O ácido glutâmico faz parte da estrutura de diversas proteínas de vegetais como feijão, soja, lentilha e grão de bico. A maior parte do ácido glutâmico consumido é absorvida rapidamente no intestino delgado, no qual, metade é metabolizado, produzindo gás carbônico (CO2). Também está intimamente ligado aos processo de síntese de carboidratos e ácidos graxos.
No organismo humano, o ácido glutâmico desempenha significativas funções. Ele é o precursor de vários aminoácidos como glutamina, prolina, gaba, ornitina e arginina e participa da formação de metabólitos importantes, como o ácido pirúvico e o oxaloacetato, provenientes do processo de respiração celular. O ácido glutâmico passa pelo processo de desaminação, ou seja, perda do grupo amina, dando origem à amônia e, finalmente, à uréia, excreta nitrogenada dos seres humanos.
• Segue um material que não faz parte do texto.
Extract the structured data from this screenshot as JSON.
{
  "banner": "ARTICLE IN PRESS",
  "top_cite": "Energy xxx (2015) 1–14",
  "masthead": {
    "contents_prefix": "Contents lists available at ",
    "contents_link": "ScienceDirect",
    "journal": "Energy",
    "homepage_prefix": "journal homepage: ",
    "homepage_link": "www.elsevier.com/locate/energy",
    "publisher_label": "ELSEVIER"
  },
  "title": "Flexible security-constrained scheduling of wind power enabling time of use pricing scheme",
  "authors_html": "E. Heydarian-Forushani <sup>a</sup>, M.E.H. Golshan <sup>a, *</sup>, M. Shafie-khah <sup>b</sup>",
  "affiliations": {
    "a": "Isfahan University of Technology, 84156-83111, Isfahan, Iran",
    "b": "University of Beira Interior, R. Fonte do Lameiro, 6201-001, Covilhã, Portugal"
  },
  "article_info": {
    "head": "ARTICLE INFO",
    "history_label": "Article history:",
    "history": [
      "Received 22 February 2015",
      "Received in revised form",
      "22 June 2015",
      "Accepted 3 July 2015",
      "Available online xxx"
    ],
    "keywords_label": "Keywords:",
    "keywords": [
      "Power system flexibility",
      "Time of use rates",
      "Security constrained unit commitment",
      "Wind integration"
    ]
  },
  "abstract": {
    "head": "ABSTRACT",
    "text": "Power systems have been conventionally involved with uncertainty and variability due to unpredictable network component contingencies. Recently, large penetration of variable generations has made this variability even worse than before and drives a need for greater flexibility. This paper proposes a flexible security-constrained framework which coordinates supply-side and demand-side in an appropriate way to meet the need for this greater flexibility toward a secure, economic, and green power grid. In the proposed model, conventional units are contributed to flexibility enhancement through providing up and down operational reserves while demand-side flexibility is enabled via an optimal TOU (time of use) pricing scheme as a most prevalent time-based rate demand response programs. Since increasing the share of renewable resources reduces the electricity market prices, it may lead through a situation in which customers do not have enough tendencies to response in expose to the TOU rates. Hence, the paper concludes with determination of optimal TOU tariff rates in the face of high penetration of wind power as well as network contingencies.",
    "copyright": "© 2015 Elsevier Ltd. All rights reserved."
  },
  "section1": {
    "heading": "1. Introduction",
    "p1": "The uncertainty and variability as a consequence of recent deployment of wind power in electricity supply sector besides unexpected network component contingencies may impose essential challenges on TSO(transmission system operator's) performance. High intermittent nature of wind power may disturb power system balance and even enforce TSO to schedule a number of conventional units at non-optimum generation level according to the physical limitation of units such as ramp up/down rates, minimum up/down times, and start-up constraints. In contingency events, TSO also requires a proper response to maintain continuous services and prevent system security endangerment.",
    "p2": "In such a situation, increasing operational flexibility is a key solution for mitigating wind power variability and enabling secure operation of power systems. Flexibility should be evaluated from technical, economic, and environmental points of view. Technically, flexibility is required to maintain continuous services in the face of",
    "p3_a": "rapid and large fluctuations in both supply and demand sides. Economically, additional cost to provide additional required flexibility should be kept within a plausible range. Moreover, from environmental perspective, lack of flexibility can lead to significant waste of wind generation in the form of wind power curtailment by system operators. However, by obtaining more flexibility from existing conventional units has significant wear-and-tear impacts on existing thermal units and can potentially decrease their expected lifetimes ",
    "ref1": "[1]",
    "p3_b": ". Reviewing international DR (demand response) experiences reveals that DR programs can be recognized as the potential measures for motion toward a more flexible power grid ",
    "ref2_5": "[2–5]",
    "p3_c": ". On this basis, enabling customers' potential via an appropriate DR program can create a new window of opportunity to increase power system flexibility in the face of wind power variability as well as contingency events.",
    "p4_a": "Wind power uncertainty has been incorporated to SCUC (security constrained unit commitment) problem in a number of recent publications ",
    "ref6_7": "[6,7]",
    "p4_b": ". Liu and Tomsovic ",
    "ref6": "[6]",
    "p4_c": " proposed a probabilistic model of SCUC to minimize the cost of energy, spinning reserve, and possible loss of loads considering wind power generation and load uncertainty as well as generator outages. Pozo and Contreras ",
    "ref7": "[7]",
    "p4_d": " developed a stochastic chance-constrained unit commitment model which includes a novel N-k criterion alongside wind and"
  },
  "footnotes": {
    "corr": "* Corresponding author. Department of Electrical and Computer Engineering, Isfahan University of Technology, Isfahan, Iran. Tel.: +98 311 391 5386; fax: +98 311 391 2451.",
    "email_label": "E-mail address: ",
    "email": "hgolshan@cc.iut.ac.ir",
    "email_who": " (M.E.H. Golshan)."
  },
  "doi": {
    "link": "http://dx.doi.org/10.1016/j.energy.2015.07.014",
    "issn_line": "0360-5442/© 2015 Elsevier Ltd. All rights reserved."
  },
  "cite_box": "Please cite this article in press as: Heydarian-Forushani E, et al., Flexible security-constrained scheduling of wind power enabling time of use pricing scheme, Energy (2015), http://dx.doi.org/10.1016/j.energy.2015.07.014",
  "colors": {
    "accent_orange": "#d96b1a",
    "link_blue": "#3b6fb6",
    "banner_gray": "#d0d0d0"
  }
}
O ácido glutâmico é, ainda, o mais comum dos neurotransmissores do sistema nervoso de mamíferos e, por isso, é conhecido como "combustível do cérebro". É provável que este aminoácido tenha participação em funções cognitivas cerebrais, como a capacidade de memorização e de aprendizagem. Hoje é sabido que a variação da concentração de ácido glutâmico está relacionada com vários tipos e graus de distúrbios mentais, tais como as doenças de Charcot e Alzheimer.
Os sais do ácido glutâmico têm várias aplicações em ramos diferentes da indústria. O seu sal de arginina é aplicado à indústria farmacêutica na composição de medicamentos destinados ao tratamento da hiperamonemia (excesso de amônia na corrente sanguínea), astenia e fadiga. Os sais de sódio, potássio e amônia do ácido glutâmico também são empregado como aditivo alimentar e, o primeiro é aplicado às soluções de conservação de órgãos para transplante. O sal de cálcio é usado como regulador mineral e como matéria prima nas sínteses de ácido fólico e outros fármacos.